— Мы весь день провели с овцами на пустоши. Пропустили обед, так что я чертовски проголодалась. Идем, я сделаю всем чай. — По пути к маленькой кухне с каменным полом она добавила: — Сириус понимает каждое слово. Ты не сразу научишься его понимать, но я буду переводить.
Пока Плакси сновала в кладовку и обратно, накрывая на стол, Сириус, сидя напротив, изучал меня с явным беспокойством. Заметив это, Плакси проговорила с некоторой резкостью, под которой скрывалась нежность:
— Сириус! Я же сказала, он не подведет. Не будь таким подозрительным.
Пес поднялся, проговорил что-то на своем странном наречии и вышел в сад.
— Пошел за дровами, — пояснила Плакси и, понизив голос, добавила. — Ох, Роберт, я от тебя пряталась, но как же рада, что ты нашел!
Я встал, чтобы обнять ее, но Плакси настойчиво шепнула:
— Нет, не теперь.
Вернулся Сириус с поленом в зубах. Покосившись на нас и понятливо опустив хвост, он положил полено в огонь и снова вышел.
— Почему не теперь? — воскликнул я, и она прошептала:
— Из-за Сириуса. О, ты скоро поймешь… — Помолчав, добавила: — Роберт, не жди, что я буду принадлежать тебе целиком — всей душой. Я слишком привязана… к этому произведению отца.
В знак протеста я обнял ее.
— Славный, человечный Роберт, — вздохнула Плакси, опуская голову мне на плечо и тут же спохватившись, отстранилась. — Нет, это не я сказала. Это говорит самка человеческого животного. А я говорю: не могу отдаться игре, в которую ты меня приглашаешь — целиком не могу!
И она крикнула в открытую дверь.
— Сириус, чай!
Он в ответ гавкнул и вошел в дом, старательно избегая моего взгляда.
Плакси поставила для него миску с чаем на расстеленную на полу скатертку, пояснив:
— Обычно он ест дважды в день, в полдень и вечером. Но сегодня будет иначе. — Она добавила к чаю краюху хлеба, ломоть сыра и немного варенья на блюдечке.
— С голоду не умрешь? — спросила она и получила в ответ одобрительное ворчание.
Мы с Плакси сели за стол, чтобы съесть свой хлеб с пайковым маслом и кексом военного времени. Она начала рассказ о Сириусе. Я временами вставлял вопросы, а иногда Сириус перебивал ее ворчанием или скулежом.

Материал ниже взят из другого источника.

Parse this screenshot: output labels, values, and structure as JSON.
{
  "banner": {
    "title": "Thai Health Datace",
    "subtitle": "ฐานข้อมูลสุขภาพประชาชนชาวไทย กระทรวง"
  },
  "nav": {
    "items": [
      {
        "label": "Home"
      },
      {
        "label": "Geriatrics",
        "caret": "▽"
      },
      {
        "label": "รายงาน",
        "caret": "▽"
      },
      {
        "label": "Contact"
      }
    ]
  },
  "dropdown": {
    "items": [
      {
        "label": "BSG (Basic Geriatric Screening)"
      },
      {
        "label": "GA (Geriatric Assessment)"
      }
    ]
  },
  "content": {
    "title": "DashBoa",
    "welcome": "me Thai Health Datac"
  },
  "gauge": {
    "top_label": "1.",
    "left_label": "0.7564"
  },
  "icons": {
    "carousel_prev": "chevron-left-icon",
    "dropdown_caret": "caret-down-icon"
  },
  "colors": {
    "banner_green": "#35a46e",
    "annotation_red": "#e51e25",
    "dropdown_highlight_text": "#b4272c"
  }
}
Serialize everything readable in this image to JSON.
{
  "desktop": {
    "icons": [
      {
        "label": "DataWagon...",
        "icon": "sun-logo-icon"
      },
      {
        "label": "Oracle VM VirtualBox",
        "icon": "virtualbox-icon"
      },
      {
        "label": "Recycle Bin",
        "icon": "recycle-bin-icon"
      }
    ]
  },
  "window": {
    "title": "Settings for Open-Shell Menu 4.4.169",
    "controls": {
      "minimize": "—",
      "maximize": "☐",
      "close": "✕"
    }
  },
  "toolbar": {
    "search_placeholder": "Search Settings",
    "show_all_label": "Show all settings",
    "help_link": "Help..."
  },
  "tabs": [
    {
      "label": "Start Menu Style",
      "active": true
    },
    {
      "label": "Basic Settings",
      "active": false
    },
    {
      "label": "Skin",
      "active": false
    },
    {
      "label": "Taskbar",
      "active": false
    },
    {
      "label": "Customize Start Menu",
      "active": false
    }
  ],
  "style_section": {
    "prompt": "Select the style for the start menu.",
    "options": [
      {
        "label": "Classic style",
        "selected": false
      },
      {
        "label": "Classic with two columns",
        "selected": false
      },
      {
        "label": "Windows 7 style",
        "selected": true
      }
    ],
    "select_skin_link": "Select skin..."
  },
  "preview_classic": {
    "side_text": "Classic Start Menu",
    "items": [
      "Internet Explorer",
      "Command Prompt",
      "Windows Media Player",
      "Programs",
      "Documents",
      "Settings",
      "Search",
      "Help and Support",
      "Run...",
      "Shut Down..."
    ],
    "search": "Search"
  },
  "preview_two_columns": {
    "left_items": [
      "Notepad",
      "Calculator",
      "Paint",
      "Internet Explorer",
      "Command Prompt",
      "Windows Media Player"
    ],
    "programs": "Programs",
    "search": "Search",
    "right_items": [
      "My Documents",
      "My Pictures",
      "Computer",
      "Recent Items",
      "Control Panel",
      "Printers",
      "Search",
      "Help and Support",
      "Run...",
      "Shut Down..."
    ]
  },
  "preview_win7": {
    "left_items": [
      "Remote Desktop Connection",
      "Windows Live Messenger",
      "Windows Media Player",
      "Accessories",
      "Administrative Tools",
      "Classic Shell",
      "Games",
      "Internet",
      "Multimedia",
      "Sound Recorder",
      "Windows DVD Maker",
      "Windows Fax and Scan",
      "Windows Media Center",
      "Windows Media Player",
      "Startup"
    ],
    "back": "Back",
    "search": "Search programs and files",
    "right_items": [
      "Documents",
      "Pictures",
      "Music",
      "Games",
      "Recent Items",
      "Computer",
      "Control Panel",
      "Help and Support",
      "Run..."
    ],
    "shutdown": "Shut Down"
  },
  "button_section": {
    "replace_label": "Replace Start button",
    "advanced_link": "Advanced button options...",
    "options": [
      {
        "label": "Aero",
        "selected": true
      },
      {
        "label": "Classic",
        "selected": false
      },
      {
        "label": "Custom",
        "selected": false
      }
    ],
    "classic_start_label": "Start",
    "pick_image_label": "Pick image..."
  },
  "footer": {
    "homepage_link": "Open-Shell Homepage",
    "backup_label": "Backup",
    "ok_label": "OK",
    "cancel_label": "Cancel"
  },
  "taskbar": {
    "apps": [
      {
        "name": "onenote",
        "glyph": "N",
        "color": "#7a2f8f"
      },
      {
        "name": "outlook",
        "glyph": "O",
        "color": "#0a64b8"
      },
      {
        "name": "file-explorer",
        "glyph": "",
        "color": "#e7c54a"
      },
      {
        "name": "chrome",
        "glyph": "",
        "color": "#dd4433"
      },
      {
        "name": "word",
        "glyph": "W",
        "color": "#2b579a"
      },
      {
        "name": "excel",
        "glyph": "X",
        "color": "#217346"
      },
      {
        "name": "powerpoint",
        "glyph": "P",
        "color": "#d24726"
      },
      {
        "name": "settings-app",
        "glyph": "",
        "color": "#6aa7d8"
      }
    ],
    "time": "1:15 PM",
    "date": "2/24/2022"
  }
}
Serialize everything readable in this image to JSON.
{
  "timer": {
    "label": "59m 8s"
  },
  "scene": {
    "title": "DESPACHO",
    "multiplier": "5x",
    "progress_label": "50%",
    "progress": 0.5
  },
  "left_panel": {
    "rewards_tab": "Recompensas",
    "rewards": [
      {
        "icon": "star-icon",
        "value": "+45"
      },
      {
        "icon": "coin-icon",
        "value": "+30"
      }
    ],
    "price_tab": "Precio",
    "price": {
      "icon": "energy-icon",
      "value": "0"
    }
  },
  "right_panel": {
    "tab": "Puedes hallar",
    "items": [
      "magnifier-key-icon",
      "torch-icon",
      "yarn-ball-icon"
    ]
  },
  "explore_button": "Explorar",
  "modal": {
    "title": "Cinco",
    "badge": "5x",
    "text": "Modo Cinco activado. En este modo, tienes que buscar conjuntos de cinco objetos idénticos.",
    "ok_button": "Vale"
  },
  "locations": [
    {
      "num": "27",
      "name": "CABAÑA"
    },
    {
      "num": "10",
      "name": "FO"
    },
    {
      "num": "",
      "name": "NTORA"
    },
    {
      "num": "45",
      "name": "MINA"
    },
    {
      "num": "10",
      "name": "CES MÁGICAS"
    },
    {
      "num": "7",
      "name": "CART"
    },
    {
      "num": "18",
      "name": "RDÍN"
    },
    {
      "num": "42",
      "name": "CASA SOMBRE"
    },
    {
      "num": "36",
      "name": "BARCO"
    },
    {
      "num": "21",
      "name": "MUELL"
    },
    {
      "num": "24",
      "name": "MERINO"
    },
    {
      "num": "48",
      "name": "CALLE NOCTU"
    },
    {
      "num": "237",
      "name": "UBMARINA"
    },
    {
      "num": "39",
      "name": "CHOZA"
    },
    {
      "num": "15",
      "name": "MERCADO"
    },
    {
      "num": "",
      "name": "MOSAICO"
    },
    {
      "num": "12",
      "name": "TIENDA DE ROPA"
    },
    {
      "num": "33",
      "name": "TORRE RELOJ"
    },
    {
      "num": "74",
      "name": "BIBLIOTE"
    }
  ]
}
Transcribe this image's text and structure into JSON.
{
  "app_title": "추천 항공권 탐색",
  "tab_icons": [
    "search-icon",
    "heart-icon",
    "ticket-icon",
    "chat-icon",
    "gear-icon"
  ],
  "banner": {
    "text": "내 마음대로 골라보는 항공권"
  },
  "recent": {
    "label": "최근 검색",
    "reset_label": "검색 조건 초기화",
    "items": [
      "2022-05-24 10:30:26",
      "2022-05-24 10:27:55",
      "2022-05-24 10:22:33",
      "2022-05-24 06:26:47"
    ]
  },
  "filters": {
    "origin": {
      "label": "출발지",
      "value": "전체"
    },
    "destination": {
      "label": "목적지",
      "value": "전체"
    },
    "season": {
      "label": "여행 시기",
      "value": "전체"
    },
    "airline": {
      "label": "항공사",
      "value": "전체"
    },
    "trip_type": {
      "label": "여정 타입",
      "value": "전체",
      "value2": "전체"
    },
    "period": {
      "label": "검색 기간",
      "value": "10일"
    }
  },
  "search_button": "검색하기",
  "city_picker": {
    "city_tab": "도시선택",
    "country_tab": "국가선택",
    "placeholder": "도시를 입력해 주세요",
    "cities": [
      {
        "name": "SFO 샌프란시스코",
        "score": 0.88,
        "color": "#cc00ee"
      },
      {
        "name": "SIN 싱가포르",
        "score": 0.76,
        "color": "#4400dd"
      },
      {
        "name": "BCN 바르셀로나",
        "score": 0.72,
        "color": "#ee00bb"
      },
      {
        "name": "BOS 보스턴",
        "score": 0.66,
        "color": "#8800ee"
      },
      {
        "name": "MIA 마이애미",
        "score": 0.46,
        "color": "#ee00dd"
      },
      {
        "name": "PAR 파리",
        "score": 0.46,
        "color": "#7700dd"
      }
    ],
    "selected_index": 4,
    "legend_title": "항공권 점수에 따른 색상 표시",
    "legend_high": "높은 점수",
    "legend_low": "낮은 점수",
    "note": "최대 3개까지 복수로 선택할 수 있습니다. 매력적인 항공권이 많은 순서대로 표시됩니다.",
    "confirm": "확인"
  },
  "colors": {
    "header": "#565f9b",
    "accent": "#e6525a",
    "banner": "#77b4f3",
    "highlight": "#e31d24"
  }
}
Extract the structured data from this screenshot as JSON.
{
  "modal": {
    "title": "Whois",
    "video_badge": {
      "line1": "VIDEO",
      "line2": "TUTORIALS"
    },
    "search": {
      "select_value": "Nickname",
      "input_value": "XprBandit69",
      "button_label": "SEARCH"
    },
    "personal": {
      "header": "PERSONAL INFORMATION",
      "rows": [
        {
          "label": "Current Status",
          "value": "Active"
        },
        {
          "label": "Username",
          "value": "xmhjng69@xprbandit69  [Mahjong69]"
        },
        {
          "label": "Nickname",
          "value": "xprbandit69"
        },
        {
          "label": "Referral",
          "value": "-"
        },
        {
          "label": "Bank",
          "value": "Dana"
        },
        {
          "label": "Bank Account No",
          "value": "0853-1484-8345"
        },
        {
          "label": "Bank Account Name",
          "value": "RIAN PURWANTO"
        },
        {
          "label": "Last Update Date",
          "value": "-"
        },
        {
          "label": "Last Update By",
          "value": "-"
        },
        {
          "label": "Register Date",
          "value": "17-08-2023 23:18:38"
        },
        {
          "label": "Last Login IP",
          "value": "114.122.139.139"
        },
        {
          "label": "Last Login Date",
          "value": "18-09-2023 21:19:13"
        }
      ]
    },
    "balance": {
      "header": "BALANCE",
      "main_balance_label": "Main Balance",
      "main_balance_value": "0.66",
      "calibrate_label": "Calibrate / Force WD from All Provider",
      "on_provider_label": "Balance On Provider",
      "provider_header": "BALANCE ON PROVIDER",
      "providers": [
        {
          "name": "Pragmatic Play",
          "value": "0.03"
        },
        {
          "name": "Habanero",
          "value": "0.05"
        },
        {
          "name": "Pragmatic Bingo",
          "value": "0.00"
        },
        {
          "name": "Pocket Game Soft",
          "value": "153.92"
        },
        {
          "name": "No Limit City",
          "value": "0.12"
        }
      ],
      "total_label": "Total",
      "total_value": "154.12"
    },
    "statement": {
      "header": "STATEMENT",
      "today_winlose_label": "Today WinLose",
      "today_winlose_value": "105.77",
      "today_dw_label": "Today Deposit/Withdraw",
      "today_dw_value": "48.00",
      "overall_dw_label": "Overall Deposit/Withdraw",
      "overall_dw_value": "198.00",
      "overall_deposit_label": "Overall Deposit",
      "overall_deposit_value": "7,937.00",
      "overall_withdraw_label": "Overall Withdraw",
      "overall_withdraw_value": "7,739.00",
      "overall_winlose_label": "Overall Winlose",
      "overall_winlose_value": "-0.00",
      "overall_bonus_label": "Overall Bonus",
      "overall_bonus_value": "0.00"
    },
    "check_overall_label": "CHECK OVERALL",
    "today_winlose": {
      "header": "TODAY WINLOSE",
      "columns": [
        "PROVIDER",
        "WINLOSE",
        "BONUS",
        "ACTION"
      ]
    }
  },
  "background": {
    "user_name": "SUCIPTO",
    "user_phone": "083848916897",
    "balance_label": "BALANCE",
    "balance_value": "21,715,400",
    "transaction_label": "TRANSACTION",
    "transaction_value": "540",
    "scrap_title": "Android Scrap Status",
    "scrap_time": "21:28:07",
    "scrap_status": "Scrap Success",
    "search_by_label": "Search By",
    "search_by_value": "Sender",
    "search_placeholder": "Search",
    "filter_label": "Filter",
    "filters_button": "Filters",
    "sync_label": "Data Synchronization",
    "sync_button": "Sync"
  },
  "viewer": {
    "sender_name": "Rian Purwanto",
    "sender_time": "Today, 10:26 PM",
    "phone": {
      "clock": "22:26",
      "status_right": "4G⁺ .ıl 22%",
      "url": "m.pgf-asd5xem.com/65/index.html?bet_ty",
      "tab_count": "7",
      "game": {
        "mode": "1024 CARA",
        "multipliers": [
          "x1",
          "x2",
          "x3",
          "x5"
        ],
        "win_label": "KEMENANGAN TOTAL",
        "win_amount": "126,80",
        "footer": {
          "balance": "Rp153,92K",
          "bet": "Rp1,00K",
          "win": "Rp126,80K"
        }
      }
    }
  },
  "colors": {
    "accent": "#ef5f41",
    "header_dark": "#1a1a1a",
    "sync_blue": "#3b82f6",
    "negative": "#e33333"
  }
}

Содержание этого и многих других разговоров я изложу в следующих главах, пока же ограничусь вот чем: не будь передо мной Сириуса, я бы не поверил рассказу, но его ремарки, хоть и невнятные, интонациями выражали человеческий интеллект и провоцировали Плакси на осмысленные ответы. Я начал понимать, почему наша любовь всегда была неспокойной и почему Плакси не вернулась ко мне после смерти матери. Я начал составлять про себя план ее освобождения от этой «нечеловеческой обузы». Однако по ходу беседы я все лучше понимал, что эта странная связь девушки и собаки была по сути прекрасна, можно сказать, свята (про себя я выбрал именно это слово). Тем сложнее оказывалась стоявшая передо мной проблема.
Когда Плакси заговорила о том, как часто тосковала по мне, Сириус произнес более длинную речь. И, не прерывая ее, подошел, положил передние лапы ей на колени и с великой нежностью и деликатностью поцеловал в щеку. Плакси сдержано приняла ласку, но не отпрянула, как обычно отшатываются от собачьего поцелуя. Только здоровый румянец на ее лице стал ярче, да глаза блестели влагой, когда она потрепала его по мохнатому загривку и, глядя на него, сказала мне:
— Имей в виду, Роберт: Сириус с Плакси срослись, как большой и указательный палец на одной руке, он любит меня, как умеют любить только собаки, тем боле теперь, когда я вернулась к нему, но я не обязана с ним оставаться, потому что Сириус уже может сам о себе позаботиться. Что бы с ним не случилось, он… как ты сказал, Сириус, глупыш мой? — Он прорычал короткую фразу и она продолжала: — да, он всегда будет следовать по моему следу в поисках бога.